Ci sono controversie giudiziarie in corso, a noi interessa che la messa in sicurezza dell’amianto sia realizzata quanto prima e che sia completato l’esame dell’intera area sì da predisporre tutte le azioni di messa in sicurezza previste dalle normative europee. Purtroppo, sono stati ritrovati rifiuti di ogni sorta, oltre all’amianto speciali e industriali giunti da ogni parte d’Italia. Speriamo che le indagini portino quanto prima anche all’accertamento dei responsabili, e che, soprattutto, non intervengano assurde prescrizioni». Nell’ex discarica Amendola Formisano a destare maggiore sconcerto la permanente presenza di rifiuti stoccati temporaneamente nel corso dell’emergenza del 2008 «Oltre alla storica discarica, qui sono state portate ecoballe nel 2004, poi rimosse, e tal quale nel 2008. Dovevano rimanere pochi mesi e invece sono ancora qui. Il comune, tra fitto, manutenzione, rimozione del percolato e custodia, paga oltre 50 mila euro al mese» dice ancora Amato «Poi ci sono gli interventi eccezionali come quello che servirà nei prossimi giorni per riparare il telo che si è strappato la scorsa settimana per il maltempo. E i cittadini denunciano una continua tracimazione del percolato raccolto in una piccola ed evidentemente insufficiente cisterna. 
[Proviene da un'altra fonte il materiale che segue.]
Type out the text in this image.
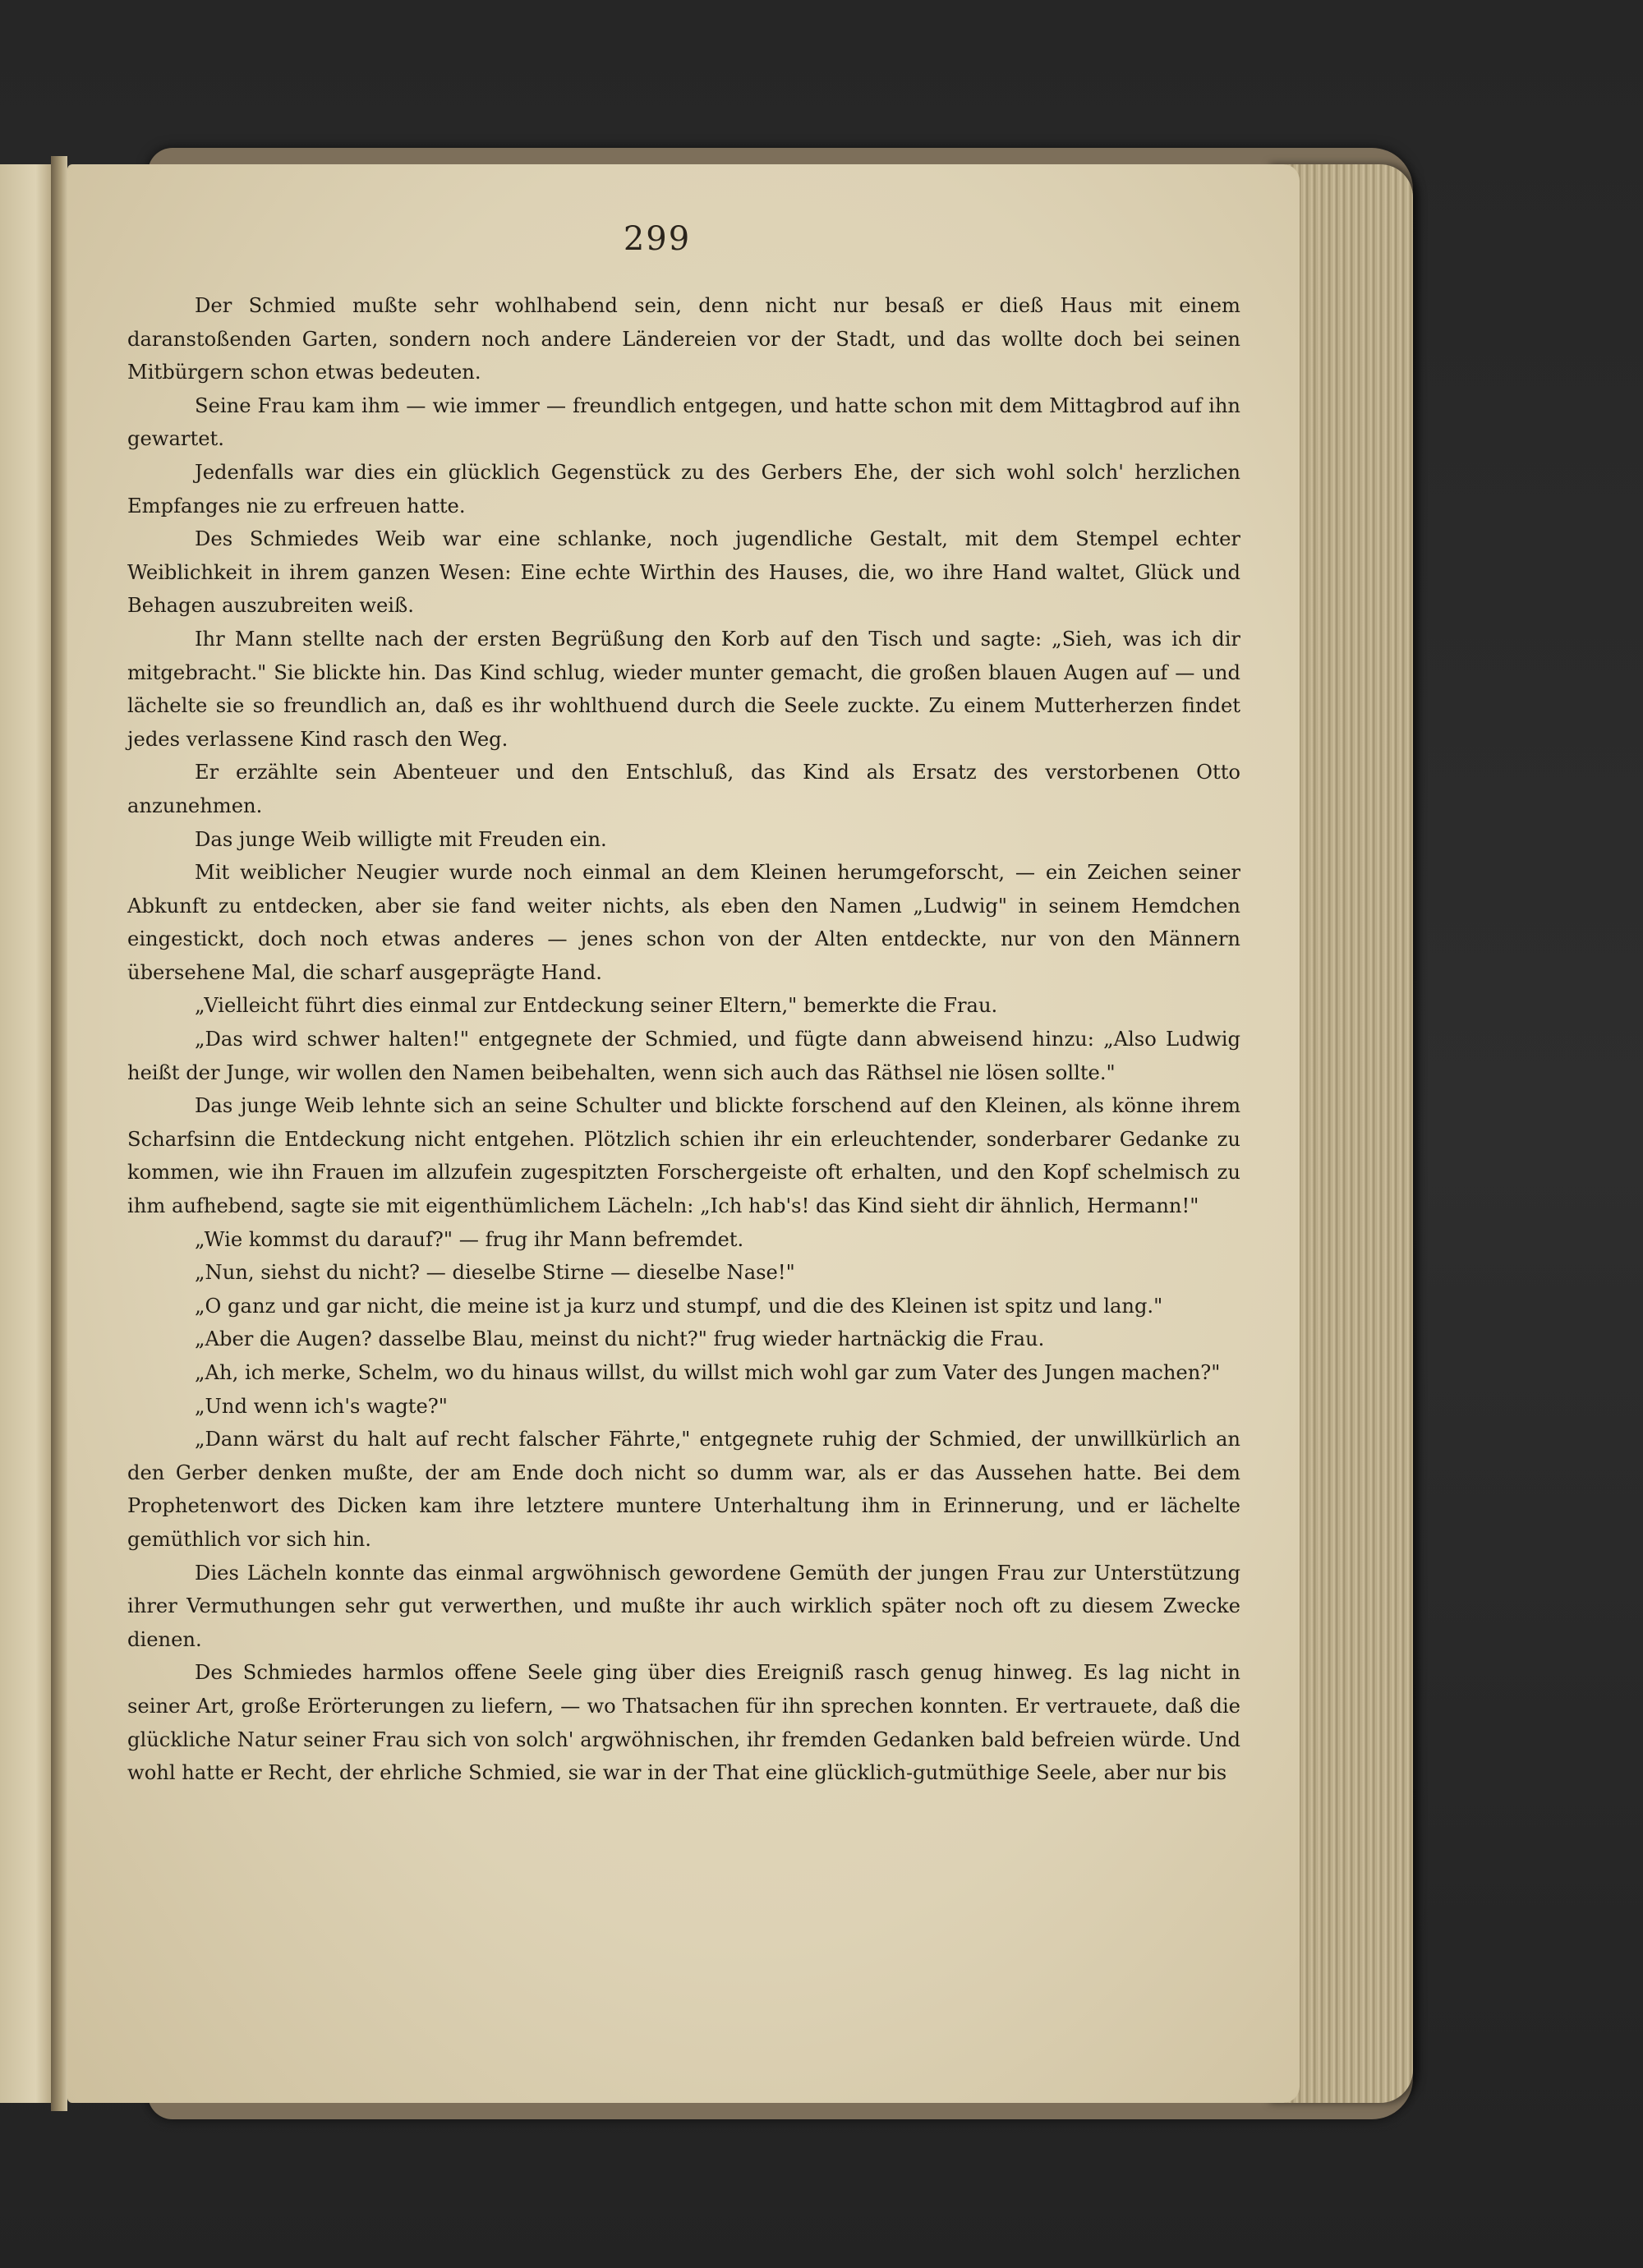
299

Der Schmied mußte sehr wohlhabend sein, denn nicht nur besaß er dieß Haus mit einem daranstoßenden Garten, sondern noch andere Ländereien vor der Stadt, und das wollte doch bei seinen Mitbürgern schon etwas bedeuten.

Seine Frau kam ihm — wie immer — freundlich entgegen, und hatte schon mit dem Mittagbrod auf ihn gewartet.

Jedenfalls war dies ein glücklich Gegenstück zu des Gerbers Ehe, der sich wohl solch' herzlichen Empfanges nie zu erfreuen hatte.

Des Schmiedes Weib war eine schlanke, noch jugendliche Gestalt, mit dem Stempel echter Weiblichkeit in ihrem ganzen Wesen: Eine echte Wirthin des Hauses, die, wo ihre Hand waltet, Glück und Behagen auszubreiten weiß.

Ihr Mann stellte nach der ersten Begrüßung den Korb auf den Tisch und sagte: „Sieh, was ich dir mitgebracht." Sie blickte hin. Das Kind schlug, wieder munter gemacht, die großen blauen Augen auf — und lächelte sie so freundlich an, daß es ihr wohlthuend durch die Seele zuckte. Zu einem Mutterherzen findet jedes verlassene Kind rasch den Weg.

Er erzählte sein Abenteuer und den Entschluß, das Kind als Ersatz des verstorbenen Otto anzunehmen.

Das junge Weib willigte mit Freuden ein.

Mit weiblicher Neugier wurde noch einmal an dem Kleinen herumgeforscht, — ein Zeichen seiner Abkunft zu entdecken, aber sie fand weiter nichts, als eben den Namen „Ludwig" in seinem Hemdchen eingestickt, doch noch etwas anderes — jenes schon von der Alten entdeckte, nur von den Männern übersehene Mal, die scharf ausgeprägte Hand.

„Vielleicht führt dies einmal zur Entdeckung seiner Eltern," bemerkte die Frau.

„Das wird schwer halten!" entgegnete der Schmied, und fügte dann abweisend hinzu: „Also Ludwig heißt der Junge, wir wollen den Namen beibehalten, wenn sich auch das Räthsel nie lösen sollte."

Das junge Weib lehnte sich an seine Schulter und blickte forschend auf den Kleinen, als könne ihrem Scharfsinn die Entdeckung nicht entgehen. Plötzlich schien ihr ein erleuchtender, sonderbarer Gedanke zu kommen, wie ihn Frauen im allzufein zugespitzten Forschergeiste oft erhalten, und den Kopf schelmisch zu ihm aufhebend, sagte sie mit eigenthümlichem Lächeln: „Ich hab's! das Kind sieht dir ähnlich, Hermann!"

„Wie kommst du darauf?" — frug ihr Mann befremdet.

„Nun, siehst du nicht? — dieselbe Stirne — dieselbe Nase!"

„O ganz und gar nicht, die meine ist ja kurz und stumpf, und die des Kleinen ist spitz und lang."

„Aber die Augen? dasselbe Blau, meinst du nicht?" frug wieder hartnäckig die Frau.

„Ah, ich merke, Schelm, wo du hinaus willst, du willst mich wohl gar zum Vater des Jungen machen?"

„Und wenn ich's wagte?"

„Dann wärst du halt auf recht falscher Fährte," entgegnete ruhig der Schmied, der unwillkürlich an den Gerber denken mußte, der am Ende doch nicht so dumm war, als er das Aussehen hatte. Bei dem Prophetenwort des Dicken kam ihre letztere muntere Unterhaltung ihm in Erinnerung, und er lächelte gemüthlich vor sich hin.

Dies Lächeln konnte das einmal argwöhnisch gewordene Gemüth der jungen Frau zur Unterstützung ihrer Vermuthungen sehr gut verwerthen, und mußte ihr auch wirklich später noch oft zu diesem Zwecke dienen.

Des Schmiedes harmlos offene Seele ging über dies Ereigniß rasch genug hinweg. Es lag nicht in seiner Art, große Erörterungen zu liefern, — wo Thatsachen für ihn sprechen konnten. Er vertrauete, daß die glückliche Natur seiner Frau sich von solch' argwöhnischen, ihr fremden Gedanken bald befreien würde. Und wohl hatte er Recht, der ehrliche Schmied, sie war in der That eine glücklich-gutmüthige Seele, aber nur bis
E la domanda di fondo resta: perché quei rifiuti sono ancora lì dimenticati da tutti?». A via Filaro, sempre in questa zona di Ercolano,  poi, le scene che si ripetono quotidianamente nella terra dei fuochi: «Amianto, scarti edili e tessili, pneumatici posti a formare letti di combustione, un inferno, un’indecenza sulla quale è necessario intervenire d’urgenza, oltre che per la rimozione con azioni serie di contrasto, a partire da pattugliamento e sorveglianza oggi del tutto assenti» afferma il Presidente della Commissione Regionale «Il comune, la regione, sotto la regia del Prefetto, insieme alle forze dell’ordine, devono mettere in atto tutte le azioni necessarie perché si ponga fine a questo scempio. L’area del Parco nazionale del Vesuvio per produzioni agroalimentari e ricchezze storico naturali rappresenta un patrimonio unico al mondo» conclude Amato «Quanto abbiamo visto a dicembre nell’area Pozzelle tra le discariche Sari, quanto constato oggi, quanto verificheremo alla discarica Porcilaia a Torre del Greco e alla “Fungaia” di Somma vesuviana dove ci recheremo presto, tutto questo è la rappresentazione di uno scempio aberrante di cui ha diretta responsabilità lo Stato. Lo ribadisco: il risanamento ambientale del Vesuvio è un’emergenza nazionale, soprattutto per le conseguenze dirette che questa devastazione ha sulla salute dei cittadini. Ora basta scaricabarile e omissioni, ognuno si assuma le proprie responsabilità e si intervenga con tempestività».